Cordelia Underwood by Van Reid

Cordelia Underwood by Van Reid

I picked up Van Reid’s Cordelia Underwood or The Marvelous Beginnings of the Moosepath League at a store called Bull Moose in Brunswick, Maine. I had facilitated the first part of a workshop and felt the need of a calming book to read that evening and on the plane back home the next day. Cordelia, a young adult book and a New York Times Notable Book, fit the bill. I read it in my spartan college dorm room at Bowdoin College and at the Portland airport and in the air. I’m not sure I will finish it right now, but I will cart it along for my next lonely trip because as the NYT Book Review says, this book is “an amiable, richly populated first novel…” (from the blurb on the back of the book).

 

Look to the Mountains by Charles S. Peterson

Look to the Mountains by Charles S. Peterson

The book that has most often been in my backpack recently is Look to the Mountains: Southeastern Utah and the La Sal National Forest by Charles S. Peterson. Tom’s father, the forest supervisor of the Manti-La Sal National Forest when this book project was undertaken, gave us this book when we recently visited him in Florida. I don’t know what has happened to me, but for the last many years, there is no reading I enjoy more than digging into non-fiction histories of the American West. Talk about calming my fretful mind: for me reading about the natural history,  prehistory, and history of San Juan and Grand counties in Utah is like the meditative breathing I am always forgetting to do. It’s like chanting a mystical syllable and I don’t know why. I do know, or at least suspect, that I am the only person in this country reading Look to the Mountains at this time.

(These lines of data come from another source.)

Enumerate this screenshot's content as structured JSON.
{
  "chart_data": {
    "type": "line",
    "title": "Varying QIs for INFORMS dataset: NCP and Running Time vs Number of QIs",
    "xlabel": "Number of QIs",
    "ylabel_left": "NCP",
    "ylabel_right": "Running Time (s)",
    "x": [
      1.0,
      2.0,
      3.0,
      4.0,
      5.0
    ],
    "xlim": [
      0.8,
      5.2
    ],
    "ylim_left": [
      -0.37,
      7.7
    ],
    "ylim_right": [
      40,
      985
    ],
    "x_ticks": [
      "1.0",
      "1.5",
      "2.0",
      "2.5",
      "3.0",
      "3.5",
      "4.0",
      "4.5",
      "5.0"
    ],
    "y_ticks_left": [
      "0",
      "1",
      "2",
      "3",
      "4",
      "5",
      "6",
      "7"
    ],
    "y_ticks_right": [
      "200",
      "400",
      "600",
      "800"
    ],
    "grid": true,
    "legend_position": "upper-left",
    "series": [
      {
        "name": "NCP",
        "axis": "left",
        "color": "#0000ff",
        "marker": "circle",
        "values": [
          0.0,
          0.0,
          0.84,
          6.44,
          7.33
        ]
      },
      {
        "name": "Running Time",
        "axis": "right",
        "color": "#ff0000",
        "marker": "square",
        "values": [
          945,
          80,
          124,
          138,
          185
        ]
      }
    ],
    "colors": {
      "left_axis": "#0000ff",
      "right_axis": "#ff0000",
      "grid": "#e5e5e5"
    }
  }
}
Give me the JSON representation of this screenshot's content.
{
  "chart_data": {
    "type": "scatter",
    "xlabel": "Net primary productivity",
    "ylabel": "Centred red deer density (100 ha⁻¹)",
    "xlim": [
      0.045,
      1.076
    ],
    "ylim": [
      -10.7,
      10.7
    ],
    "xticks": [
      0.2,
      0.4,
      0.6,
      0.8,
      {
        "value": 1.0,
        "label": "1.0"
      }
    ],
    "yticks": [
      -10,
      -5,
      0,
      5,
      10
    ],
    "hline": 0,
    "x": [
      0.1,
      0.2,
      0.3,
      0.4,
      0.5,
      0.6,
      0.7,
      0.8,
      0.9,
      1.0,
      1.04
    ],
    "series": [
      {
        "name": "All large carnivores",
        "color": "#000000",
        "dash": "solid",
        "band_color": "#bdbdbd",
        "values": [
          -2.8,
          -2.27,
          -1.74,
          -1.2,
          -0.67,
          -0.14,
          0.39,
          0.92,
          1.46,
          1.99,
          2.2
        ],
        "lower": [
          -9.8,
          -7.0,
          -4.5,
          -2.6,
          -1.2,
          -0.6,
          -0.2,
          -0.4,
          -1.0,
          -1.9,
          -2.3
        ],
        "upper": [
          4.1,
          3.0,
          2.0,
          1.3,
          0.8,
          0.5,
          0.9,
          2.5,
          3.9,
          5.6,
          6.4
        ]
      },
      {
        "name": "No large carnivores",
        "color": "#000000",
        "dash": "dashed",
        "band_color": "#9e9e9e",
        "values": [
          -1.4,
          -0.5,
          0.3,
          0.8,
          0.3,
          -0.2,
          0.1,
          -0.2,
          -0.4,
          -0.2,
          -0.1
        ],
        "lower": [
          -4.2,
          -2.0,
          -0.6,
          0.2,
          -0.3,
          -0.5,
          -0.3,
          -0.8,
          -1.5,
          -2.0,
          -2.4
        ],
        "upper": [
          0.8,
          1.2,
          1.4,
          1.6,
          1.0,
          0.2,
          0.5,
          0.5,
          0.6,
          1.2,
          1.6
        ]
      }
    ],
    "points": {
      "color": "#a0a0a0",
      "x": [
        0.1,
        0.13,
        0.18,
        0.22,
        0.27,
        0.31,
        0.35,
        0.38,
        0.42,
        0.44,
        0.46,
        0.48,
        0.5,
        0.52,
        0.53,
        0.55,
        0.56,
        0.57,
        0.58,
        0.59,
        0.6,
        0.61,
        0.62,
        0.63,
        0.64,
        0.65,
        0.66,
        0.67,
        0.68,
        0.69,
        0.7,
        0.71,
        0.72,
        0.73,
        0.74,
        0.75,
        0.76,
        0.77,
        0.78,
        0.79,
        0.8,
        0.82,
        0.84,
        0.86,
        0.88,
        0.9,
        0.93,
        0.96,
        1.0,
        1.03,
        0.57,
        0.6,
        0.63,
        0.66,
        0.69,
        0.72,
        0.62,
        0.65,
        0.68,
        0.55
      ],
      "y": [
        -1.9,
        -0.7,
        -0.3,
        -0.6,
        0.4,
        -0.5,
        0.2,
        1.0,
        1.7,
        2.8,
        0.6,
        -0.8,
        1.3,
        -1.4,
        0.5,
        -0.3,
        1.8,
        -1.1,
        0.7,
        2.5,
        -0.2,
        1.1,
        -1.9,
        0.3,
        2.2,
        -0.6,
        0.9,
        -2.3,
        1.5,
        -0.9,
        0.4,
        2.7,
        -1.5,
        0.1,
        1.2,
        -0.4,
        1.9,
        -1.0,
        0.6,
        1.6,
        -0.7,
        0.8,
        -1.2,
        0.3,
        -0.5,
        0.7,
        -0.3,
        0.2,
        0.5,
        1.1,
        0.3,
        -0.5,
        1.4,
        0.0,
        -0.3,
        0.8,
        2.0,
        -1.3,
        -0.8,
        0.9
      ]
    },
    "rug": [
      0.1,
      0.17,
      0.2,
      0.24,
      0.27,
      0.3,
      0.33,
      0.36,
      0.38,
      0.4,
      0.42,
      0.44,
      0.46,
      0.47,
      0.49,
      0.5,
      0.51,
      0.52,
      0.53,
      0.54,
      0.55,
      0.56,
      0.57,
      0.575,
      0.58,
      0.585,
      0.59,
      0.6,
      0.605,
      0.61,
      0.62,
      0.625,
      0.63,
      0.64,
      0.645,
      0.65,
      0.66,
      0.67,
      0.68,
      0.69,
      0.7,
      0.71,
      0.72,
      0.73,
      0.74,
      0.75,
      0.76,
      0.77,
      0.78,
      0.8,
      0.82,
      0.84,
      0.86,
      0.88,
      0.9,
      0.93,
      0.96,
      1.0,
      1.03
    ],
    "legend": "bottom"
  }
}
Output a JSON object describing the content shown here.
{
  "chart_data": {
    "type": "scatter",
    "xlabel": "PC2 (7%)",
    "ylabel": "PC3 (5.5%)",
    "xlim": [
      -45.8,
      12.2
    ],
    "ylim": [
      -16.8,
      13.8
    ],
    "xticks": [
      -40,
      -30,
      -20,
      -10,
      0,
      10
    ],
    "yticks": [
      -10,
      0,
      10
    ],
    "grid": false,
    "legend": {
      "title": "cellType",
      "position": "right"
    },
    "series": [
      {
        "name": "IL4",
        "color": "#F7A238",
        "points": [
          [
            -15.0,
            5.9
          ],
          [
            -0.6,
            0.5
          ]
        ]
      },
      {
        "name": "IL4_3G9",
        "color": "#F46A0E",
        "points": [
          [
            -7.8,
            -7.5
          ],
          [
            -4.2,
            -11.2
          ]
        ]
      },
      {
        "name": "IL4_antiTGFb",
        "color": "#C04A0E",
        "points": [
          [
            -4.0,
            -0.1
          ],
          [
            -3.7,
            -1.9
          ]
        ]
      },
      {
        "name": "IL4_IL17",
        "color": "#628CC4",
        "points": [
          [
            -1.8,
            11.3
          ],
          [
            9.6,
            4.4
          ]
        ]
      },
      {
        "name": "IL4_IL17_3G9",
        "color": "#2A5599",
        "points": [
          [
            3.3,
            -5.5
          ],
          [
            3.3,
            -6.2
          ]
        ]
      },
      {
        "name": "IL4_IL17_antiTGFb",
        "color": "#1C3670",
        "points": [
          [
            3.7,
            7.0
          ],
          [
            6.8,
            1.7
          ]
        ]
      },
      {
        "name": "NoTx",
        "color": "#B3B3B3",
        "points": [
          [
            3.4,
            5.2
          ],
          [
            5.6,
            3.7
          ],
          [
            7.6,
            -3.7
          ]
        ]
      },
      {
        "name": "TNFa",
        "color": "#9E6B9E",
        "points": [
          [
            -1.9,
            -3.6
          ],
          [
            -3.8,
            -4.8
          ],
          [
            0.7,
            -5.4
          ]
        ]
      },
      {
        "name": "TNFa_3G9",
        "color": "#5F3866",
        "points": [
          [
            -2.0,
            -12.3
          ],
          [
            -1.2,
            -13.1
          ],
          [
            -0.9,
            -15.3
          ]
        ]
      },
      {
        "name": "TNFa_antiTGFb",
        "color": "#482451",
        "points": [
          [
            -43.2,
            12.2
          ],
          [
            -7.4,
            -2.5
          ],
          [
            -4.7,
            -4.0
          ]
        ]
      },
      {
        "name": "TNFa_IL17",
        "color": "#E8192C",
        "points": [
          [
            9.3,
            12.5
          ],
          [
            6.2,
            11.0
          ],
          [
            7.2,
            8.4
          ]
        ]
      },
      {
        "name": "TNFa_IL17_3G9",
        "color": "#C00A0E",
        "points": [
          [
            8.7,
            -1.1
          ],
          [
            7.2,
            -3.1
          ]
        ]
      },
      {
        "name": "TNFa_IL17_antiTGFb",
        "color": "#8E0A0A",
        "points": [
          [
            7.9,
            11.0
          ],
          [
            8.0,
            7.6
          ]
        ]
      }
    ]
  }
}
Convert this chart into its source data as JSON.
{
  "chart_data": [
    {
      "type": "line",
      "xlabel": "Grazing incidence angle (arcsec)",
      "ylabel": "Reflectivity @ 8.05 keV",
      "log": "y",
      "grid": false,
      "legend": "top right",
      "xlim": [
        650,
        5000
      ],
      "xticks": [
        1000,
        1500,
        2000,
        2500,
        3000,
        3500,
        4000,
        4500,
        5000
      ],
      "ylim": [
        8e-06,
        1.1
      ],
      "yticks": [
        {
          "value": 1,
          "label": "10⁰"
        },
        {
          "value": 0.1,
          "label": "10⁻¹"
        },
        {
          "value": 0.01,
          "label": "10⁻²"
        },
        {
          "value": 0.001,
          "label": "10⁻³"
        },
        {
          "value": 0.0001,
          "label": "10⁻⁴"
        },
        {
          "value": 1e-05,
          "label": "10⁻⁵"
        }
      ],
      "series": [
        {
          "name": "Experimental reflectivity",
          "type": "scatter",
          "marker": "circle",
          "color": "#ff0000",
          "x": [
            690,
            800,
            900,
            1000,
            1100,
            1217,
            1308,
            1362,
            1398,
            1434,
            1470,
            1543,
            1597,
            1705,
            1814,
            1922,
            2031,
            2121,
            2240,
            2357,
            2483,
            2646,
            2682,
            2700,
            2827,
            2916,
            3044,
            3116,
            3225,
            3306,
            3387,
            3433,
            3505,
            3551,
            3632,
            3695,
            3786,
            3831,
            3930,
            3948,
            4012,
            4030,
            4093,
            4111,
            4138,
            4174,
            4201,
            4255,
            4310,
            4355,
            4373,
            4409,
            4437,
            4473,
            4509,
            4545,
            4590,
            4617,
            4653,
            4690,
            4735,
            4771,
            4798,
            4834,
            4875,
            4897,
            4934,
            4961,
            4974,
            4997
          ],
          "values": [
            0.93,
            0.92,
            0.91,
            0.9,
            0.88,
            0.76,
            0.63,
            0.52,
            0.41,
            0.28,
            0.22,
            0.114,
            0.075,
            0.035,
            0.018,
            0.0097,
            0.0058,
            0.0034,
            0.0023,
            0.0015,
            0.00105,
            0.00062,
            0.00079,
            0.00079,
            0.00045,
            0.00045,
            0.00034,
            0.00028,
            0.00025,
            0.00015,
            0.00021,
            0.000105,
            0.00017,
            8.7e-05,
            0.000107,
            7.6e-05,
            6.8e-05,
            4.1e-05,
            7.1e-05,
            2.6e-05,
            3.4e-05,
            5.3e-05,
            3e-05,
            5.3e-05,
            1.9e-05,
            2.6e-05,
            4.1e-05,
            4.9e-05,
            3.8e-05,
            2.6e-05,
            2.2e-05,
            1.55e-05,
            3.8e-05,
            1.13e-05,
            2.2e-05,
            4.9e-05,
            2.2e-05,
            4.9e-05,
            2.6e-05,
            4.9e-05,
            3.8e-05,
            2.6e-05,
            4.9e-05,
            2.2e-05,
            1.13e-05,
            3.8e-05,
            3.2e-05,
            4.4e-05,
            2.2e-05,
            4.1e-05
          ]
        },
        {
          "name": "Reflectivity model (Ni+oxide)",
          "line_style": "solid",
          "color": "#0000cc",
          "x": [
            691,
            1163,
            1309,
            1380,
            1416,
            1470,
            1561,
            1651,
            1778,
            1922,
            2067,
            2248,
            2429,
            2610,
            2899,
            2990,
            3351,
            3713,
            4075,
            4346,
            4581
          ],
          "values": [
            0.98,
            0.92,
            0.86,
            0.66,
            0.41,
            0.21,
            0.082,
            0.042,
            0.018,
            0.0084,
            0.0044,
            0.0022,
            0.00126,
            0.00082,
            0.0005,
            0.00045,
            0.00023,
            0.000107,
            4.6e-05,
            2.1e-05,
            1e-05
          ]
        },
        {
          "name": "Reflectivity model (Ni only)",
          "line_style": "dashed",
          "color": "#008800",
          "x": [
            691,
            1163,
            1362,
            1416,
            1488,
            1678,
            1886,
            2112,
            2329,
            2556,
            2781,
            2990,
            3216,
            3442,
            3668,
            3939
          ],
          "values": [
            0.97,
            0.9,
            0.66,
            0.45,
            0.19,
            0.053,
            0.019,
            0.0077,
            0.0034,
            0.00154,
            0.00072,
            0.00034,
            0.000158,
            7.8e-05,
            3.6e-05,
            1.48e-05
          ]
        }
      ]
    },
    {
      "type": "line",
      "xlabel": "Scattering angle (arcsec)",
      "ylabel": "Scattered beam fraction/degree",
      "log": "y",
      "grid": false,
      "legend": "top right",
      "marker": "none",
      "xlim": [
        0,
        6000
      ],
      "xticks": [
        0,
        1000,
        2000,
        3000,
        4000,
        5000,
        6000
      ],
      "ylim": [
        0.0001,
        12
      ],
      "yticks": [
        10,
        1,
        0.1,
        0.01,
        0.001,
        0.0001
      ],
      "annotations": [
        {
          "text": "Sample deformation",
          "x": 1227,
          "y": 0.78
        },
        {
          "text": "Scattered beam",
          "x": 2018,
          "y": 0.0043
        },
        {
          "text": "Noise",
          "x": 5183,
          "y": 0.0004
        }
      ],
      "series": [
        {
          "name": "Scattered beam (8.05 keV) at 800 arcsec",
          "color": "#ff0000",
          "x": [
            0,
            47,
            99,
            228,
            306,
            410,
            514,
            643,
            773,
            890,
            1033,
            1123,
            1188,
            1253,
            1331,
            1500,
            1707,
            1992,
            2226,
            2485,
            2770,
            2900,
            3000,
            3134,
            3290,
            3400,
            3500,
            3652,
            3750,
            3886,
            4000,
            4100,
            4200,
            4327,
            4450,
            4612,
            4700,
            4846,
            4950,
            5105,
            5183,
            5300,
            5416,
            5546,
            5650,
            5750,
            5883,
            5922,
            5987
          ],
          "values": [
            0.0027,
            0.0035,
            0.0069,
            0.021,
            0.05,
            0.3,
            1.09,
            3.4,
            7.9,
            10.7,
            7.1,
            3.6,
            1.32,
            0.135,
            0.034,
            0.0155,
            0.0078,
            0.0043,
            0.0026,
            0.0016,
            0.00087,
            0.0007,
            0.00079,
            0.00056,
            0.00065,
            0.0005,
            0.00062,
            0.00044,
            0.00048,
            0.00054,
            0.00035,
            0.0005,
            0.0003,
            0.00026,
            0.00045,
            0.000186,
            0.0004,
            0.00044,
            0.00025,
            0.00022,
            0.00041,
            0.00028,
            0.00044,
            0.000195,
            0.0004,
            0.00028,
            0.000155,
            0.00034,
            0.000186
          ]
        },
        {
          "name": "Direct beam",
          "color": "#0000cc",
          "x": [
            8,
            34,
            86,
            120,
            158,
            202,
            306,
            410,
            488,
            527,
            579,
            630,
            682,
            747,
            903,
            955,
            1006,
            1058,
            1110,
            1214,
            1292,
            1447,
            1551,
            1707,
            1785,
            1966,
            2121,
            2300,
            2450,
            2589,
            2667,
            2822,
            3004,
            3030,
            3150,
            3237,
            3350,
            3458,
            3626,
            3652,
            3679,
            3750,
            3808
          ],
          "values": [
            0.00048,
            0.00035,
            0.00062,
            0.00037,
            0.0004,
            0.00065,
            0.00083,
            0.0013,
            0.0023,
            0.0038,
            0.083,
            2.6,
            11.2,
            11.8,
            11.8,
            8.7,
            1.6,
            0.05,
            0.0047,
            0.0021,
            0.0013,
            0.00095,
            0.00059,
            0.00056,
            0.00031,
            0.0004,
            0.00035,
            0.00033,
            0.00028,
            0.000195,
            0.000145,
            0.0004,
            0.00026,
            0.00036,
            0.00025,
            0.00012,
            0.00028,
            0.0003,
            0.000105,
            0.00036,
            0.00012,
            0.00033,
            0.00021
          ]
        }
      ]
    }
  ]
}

Lake Warner, La Sal Mountains

Lake Warner, La Sal Mountains

Tattered Legacy by Shannon Baker

Tattered Legacy by Shannon Baker

 

Speaking of Grand County, Utah, about a week or so ago Tom bought me, Tattered Legacy (A Nora Abbott Mystery) by Shannon Baker, published this year. I’ve only read 30 pages so far and it doesn’t seem to be (charitable comment) a particularly well-written book, but I am continuing through it because the setting is Moab, Utah. Perhaps almost too trendy for its own good, Moab is in the middle of some of the most beautiful landscape on the earth. Clarification: I have not seen most of the landscapes of the earth and many other places that I’ve seen are also beautiful, but the red rock desert touches me in a way I can’t express with any amount of modifiers, hyperbolic or not. Tattered Legacy is nothing like the reality of the Southeastern Utah landscape and history. So far, this book is overly replete with villainous polygamists and clunky prose, but I am going to finish it. Our hero, Nora, works for a group that is trying to convince Congress to expand Canyonlands National Park. I keep trying to convince Congress and President Obama to do the same. If you want to read more about the efforts to save the land and the human treasures of this area, please see the Southern Utah Wilderness Alliance, the  Grand Canyon Trust, the Bears Ears Coalition, and others.

 

The Needles, Canyonlands National Park

The Needles, Canyonlands National Park

Waiting in the wings: Stephen King, Finders Keepers. My husband it is reading it now, but only in the daylight!